A voter is handed as ballot at Woodworth School in Dearborn, Mich., on Tuesday, Nov. 5, 2024. One of the most consequential presidential elections in the nation’s modern history is well underway, as voters flocked to churches, schools and community centers to shape the future of American democracy. (Nick Hagen/The New York Times)

A voter is handed as ballot at Woodworth School in Dearborn, Mich., on Tuesday, Nov. 5, 2024. One of the most consequential presidential elections in the nation’s modern history is well underway, as voters flocked to churches, schools and community centers to shape the future of American democracy. (Nick Hagen/The New York Times)

Trump ‘likely to win the presidency’ as he holds advantage in key swing states

Former Republican president has 95+% chance of victory as of 9 p.m., according to NY Times forecast.

  • ©2024 The New York Times Company
  • Tuesday, November 5, 2024 9:11pm
  • NewsElections

Update 11 p.m.: Donald Trump is likely to win the presidency, according to The New York Times’ Live Presidential Forecast. “He has flipped Georgia and Pennsylvania and needs only one more state to win. Alaska, which has not voted for a Democrat in 60 years, would put him over the top.”

The forecast gives Trump a 95+% chance of victory.

Original story: North Carolina, a state that Donald Trump narrowly won in 2020, was won again by the former president, the first swing state to be called for either candidate in one of the most consequential presidential elections in modern American history.

The so-called blue wall states — Pennsylvania, Michigan and Wisconsin — remained too close to call, and data pointed to very close and competitive contests. Vice President Kamala Harris would almost certainly need to win all three to become the nation’s first woman elected president.

But with her path to victory narrowing, Trump took a significant step toward making history as the first president in more than 120 years to return to the White House after being ousted four years before.

In Ohio, Bernie Moreno notched a significant Republican win, defeating Sen. Sherrod Brown, a resilient red-state Democrat. Democrats came into the night with a one-seat majority in the Senate, and they have now lost Brown and the retiring Sen. Joe Manchin, I-W.Va., who will be replaced by the state’s Republican governor, Jim Justice.

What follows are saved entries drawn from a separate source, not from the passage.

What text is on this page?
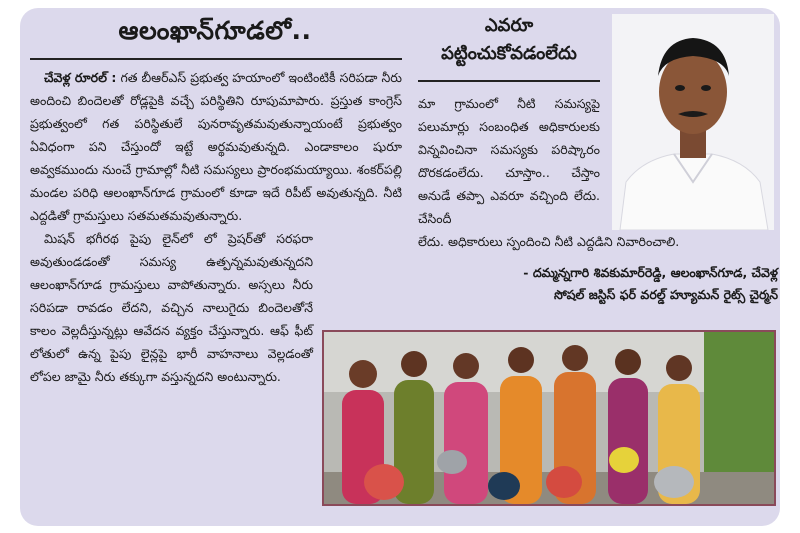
ఆలంఖాన్‌గూడలో..

చేవెళ్ల రూరల్ : గత బీఆర్ఎస్ ప్రభుత్వ హయాంలో ఇంటింటికీ సరిపడా నీరు అందించి బిందెలతో రోడ్లపైకి వచ్చే పరిస్థితిని రూపుమాపారు. ప్రస్తుత కాంగ్రెస్ ప్రభుత్వంలో గత పరిస్థితులే పునరావృతమవుతున్నాయంటే ప్రభుత్వం ఏవిధంగా పని చేస్తుందో ఇట్టే అర్థమవుతున్నది. ఎండాకాలం షురూ అవ్వకముందు నుంచే గ్రామాల్లో నీటి సమస్యలు ప్రారంభమయ్యాయి. శంకర్‌పల్లి మండల పరిధి ఆలంఖాన్‌గూడ గ్రామంలో కూడా ఇదే రిపీట్ అవుతున్నది. నీటి ఎద్దడితో గ్రామస్తులు సతమతమవుతున్నారు.

మిషన్ భగీరథ పైపు లైన్‌లో లో ప్రెషర్‌తో సరఫరా అవుతుండడంతో సమస్య ఉత్పన్నమవుతున్నదని ఆలంఖాన్‌గూడ గ్రామస్తులు వాపోతున్నారు. అస్సలు నీరు సరిపడా రావడం లేదని, వచ్చిన నాలుగైదు బిందెలతోనే కాలం వెల్లదీస్తున్నట్లు ఆవేదన వ్యక్తం చేస్తున్నారు. ఆఫ్ ఫీట్ లోతులో ఉన్న పైపు లైన్లపై భారీ వాహనాలు వెల్లడంతో లోపల జామై నీరు తక్కుగా వస్తున్నదని అంటున్నారు.

ఎవరూ
పట్టించుకోవడంలేదు
మా గ్రామంలో నీటి సమస్యపై పలుమార్లు సంబంధిత అధికారులకు విన్నవించినా సమస్యకు పరిష్కారం దొరకడంలేదు. చూస్తాం.. చేస్తాం అనుడే తప్పా ఎవరూ వచ్చింది లేదు. చేసిందీ
లేదు. అధికారులు స్పందించి నీటి ఎద్దడిని నివారించాలి.
- దమ్మన్నగారి శివకుమార్‌రెడ్డి, ఆలంఖాన్‌గూడ, చేవెళ్ల
సోషల్ జస్టిస్ ఫర్ వరల్డ్ హ్యూమన్ రైట్స్ చైర్మన్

Although the election is by no means over, Trump was showing strength across the country, winning Texas and Florida easily and defying recent polls, such as one in Iowa, that seemed to show a surge of support for Harris. Republican leaders in Florida were also able to defeat ballot initiatives expanding abortion access and legalizing recreational marijuana, both of which failed to reach the 60% they needed.

Republican-held House and Senate seats that Democrats had hoped would at least be close so far have not been. Sens. Ted Cruz, R-Texas, and Rick Scott, R-Fla., survived their reelection fights. Still, most of the states that will decide the next president were still far from being decided.

A largely peaceful Election Day was marred by bomb threats that roiled polling places in Democratic regions of Georgia, Arizona and Michigan. Officials said none of the threats appeared to be credible, but at least in Georgia and Arizona, some polling places stayed open later as a result. Election officials in those states attributed at least some of the threats to Russian actors.

The Democrats did score some landmark wins. For the first time in history, the Senate will have two Black women, both Democrats, serving simultaneously: Rep. Lisa Blunt Rochester won her Senate contest in Delaware, while Angela Alsobrooks defeated moderate former Gov. Larry Hogan in Maryland. Sarah McBride, D-Del., was elected the first transgender member of the House.

In the battle for the House, Republicans were holding their own in key races, leaving control up for grabs. But state Sen. John Mannion defeated Rep. Brandon Williams, R-N.Y., according to The Associated Press, delivering Democrats the first flipped House seat in the country.